NICK Clegg and George Osborne are said to have been spotted in a Westminster cafe, sparking speculation that they may be forming a new alliance against a "hard" Brexit. Reality check, please. There must be dozens of places in London where this pair could conspire in secret. If they have been "spotted," it is obviously because they wanted to be spotted.
A LAW to protect our privacy sounds so kind and wise that no-one could possibly argue against it. And then we look at Germany whose well-meaning obsession with protecting individual privacy meant the first "wanted" posters for the Berlin truck-killer Anis Amri had the face obscured. Media were at first allowed to identify him only as "Anis A." I can't think of a better example of the old saying that the road to hell is paved with good intentions.
DECEMBER saw the passing of our old Sunday School superintendent. I remembered him from my childhood as a stern old man with a clipped moustache, driving an immaculate black Ford Prefect. The death notice said he died aged 97. Which means that when I first met the stern old man, he was actually 39. I suspect men matured earlier back then.

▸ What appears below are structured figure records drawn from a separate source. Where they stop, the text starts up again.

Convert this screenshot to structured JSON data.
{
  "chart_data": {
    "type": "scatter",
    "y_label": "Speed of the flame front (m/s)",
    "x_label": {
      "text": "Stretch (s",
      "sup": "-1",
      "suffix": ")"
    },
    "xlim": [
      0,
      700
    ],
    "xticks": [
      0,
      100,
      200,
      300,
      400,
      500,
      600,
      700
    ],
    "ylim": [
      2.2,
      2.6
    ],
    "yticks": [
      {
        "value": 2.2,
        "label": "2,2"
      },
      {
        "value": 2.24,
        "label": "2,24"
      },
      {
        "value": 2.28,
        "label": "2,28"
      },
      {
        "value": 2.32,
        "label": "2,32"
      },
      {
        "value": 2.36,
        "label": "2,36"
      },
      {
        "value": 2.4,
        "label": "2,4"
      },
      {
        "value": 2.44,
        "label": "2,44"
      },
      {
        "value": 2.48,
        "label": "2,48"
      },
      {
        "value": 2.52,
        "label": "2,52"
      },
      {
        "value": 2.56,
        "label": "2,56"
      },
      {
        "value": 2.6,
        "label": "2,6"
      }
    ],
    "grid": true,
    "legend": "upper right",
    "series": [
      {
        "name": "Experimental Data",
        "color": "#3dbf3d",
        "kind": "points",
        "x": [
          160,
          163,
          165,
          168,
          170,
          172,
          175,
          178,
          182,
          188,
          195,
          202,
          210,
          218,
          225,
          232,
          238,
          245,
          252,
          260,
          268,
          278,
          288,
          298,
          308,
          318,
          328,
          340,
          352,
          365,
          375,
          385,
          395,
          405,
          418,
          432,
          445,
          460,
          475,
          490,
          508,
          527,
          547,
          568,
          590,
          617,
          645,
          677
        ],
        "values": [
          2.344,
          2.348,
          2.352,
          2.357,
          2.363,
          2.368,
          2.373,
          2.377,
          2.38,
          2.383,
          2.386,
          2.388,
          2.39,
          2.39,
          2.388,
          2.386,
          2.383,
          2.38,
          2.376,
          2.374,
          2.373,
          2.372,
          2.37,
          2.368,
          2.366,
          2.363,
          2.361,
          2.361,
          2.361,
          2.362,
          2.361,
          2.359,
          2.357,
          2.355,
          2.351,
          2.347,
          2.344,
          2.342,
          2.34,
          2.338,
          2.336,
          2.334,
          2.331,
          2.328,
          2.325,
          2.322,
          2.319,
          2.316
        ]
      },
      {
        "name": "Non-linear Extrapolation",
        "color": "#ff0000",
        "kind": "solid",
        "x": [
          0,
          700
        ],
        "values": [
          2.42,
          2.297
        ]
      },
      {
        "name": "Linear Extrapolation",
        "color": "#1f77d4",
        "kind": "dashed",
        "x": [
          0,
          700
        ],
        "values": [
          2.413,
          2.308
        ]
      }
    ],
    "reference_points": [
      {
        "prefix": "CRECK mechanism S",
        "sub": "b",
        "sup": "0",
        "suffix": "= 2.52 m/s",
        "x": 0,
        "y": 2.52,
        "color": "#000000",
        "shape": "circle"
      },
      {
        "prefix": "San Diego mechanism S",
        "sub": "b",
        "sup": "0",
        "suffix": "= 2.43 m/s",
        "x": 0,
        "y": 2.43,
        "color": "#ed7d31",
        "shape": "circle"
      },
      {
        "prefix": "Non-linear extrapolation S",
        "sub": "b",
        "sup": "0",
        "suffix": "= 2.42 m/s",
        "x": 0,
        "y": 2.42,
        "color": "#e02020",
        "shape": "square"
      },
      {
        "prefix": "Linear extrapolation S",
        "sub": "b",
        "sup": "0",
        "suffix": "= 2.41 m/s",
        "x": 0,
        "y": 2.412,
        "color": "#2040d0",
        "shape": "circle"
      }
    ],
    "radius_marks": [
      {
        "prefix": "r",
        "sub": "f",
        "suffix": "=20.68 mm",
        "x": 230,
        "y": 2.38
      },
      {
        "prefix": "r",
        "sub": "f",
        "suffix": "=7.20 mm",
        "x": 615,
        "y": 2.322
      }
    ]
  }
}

AT last, an optimist in the ranks of the elite breaks cover. Did you not punch the air with joy to hear the former Bank of England Governor, Lord Mervyn King, speaking of the good things that leaving the EU will bring? While not dismissing the difficulties, he declared: "There are many opportunities and I think we should look at it in a much more self-confident way than either side is approaching it at present. Being out of what is a pretty unsuccessful European Union – particularly in the economic sense – gives us opportunities as well as obviously great political difficulties." Too many pundits assume that Britain is a spent force which needs the EU for support. The reverse is true. Look around you. Britain has a workforce of 32 million and the fifth biggest economy in the world. We are a huge, busy and potent nation whose power and influence have been limited by a failed 40-year experiment in being governed from Brussels. As that nice Mr Blair put it, things can only get better. And this time it's true.
PS: Just between you and me, I still fear that when we are finally declared to be Out of the EU, it will look suspiciously like In.